The voting advisory service RREV issued a report at the start of the week looking at some of the trends in executive remuneration. Here are the headline stats that RREV disclosed.
Salaries and bonuses
Median salary increases for CEOs ranged from 8% (FTSE 100 and SmallCap) to 14% (FTSE 250). At CEO level, the largest percentage growth was at the lower quartile level, which was particularly marked at FTSE 100 companies, with an increase of 18%.
Performance related bonus payments received by executive directors increased by higher percentages than salaries.
At CEO level, median bonus payments at FTSE SmallCap companies increased by 31%, at FTSE 250 companies by 34% and at FTSE 100 companies by 39%.
In 2006 many companies have raised the maximum annual bonus potential. The data shows that bonus payments have increased as a percentage of (increased) salary across the board.
New executive incentive plans proposed
The use of performance share plans continues to account for the clear majority of new schemes.
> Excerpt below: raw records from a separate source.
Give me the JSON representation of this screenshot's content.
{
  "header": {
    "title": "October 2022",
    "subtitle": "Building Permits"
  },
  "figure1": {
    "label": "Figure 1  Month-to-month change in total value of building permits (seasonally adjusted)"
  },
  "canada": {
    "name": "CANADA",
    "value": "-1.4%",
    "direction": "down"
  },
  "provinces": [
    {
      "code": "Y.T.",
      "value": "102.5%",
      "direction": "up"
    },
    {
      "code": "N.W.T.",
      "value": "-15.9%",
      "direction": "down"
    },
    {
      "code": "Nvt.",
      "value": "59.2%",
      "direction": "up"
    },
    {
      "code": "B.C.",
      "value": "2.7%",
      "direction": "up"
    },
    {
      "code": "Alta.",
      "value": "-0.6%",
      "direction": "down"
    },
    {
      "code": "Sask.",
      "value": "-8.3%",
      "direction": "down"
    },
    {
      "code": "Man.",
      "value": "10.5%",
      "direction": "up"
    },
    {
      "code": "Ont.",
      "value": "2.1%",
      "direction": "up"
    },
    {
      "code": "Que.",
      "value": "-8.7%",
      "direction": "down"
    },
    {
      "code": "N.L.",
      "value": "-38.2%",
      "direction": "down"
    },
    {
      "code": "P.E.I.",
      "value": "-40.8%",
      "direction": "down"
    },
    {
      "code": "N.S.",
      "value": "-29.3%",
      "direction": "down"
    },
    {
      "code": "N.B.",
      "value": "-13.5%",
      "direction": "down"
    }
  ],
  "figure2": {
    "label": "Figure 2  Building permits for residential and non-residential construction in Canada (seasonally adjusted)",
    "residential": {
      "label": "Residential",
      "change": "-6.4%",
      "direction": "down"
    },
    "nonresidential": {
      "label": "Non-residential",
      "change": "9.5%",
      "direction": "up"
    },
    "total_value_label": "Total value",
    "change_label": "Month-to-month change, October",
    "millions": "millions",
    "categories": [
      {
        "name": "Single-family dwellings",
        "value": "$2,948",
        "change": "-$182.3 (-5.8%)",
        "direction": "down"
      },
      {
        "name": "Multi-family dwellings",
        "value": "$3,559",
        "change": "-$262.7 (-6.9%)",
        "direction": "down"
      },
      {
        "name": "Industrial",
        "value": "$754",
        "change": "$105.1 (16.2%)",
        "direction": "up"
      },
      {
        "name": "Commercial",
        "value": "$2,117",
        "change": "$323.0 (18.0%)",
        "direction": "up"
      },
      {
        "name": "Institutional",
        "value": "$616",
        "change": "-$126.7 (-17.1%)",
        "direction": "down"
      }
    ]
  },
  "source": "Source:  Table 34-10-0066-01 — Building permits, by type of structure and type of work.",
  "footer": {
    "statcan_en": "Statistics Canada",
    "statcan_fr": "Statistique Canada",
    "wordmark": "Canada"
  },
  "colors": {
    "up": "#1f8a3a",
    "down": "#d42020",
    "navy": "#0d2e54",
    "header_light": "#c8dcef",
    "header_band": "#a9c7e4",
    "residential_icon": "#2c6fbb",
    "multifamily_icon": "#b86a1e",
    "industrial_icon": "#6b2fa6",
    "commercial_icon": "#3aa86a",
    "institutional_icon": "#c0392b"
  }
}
The number of new option plans and co-investment/matching plans proposed continued to decline, while the number of performance share plans remained approximately the same as in 2005.
Annual award limits
Generally, the median face values of annual award limits under new executive incentive schemes have increased compared to the previous year.
In 2006 there was a clear shift from the use of pure market-based conditions to the use of a combination of market and non-market conditions.
In the FTSE 100 and FTSE 250 this has been chiefly at the expense of single non-market conditions.
In the FTSE SmallCap, conversely, schemes using a single market-based condition were those that declined, while non-market conditions remained steady.
The most common market-related performance measure in new incentive schemes continues to be relative Total Shareholder Return (TSR) and the most common non-market measure continues to be Earnings per Share (EPS).
Some interesting stuff in there, and it hasn't escaped the attention of the T&G! Of course the question is what are shareholders doing about it? It's all very well wringing our hands over the incessant increases in pay and benefits, but if you don't vote against these policies what can you expect? Unfortunately many institutional investors - and let's be clear that we are talking primarily fund managers here since so few of our pension funds are activists - seem to be happy voting against a handful of key policies a year. This implies the problem is at the margins, rather than endemic.
PS. I've just been looking at our analysis of a fund manager which is publicly-listed (ie you may hold shares in it) and the chief exec received non-pay rewards of not much short of 950% of salary.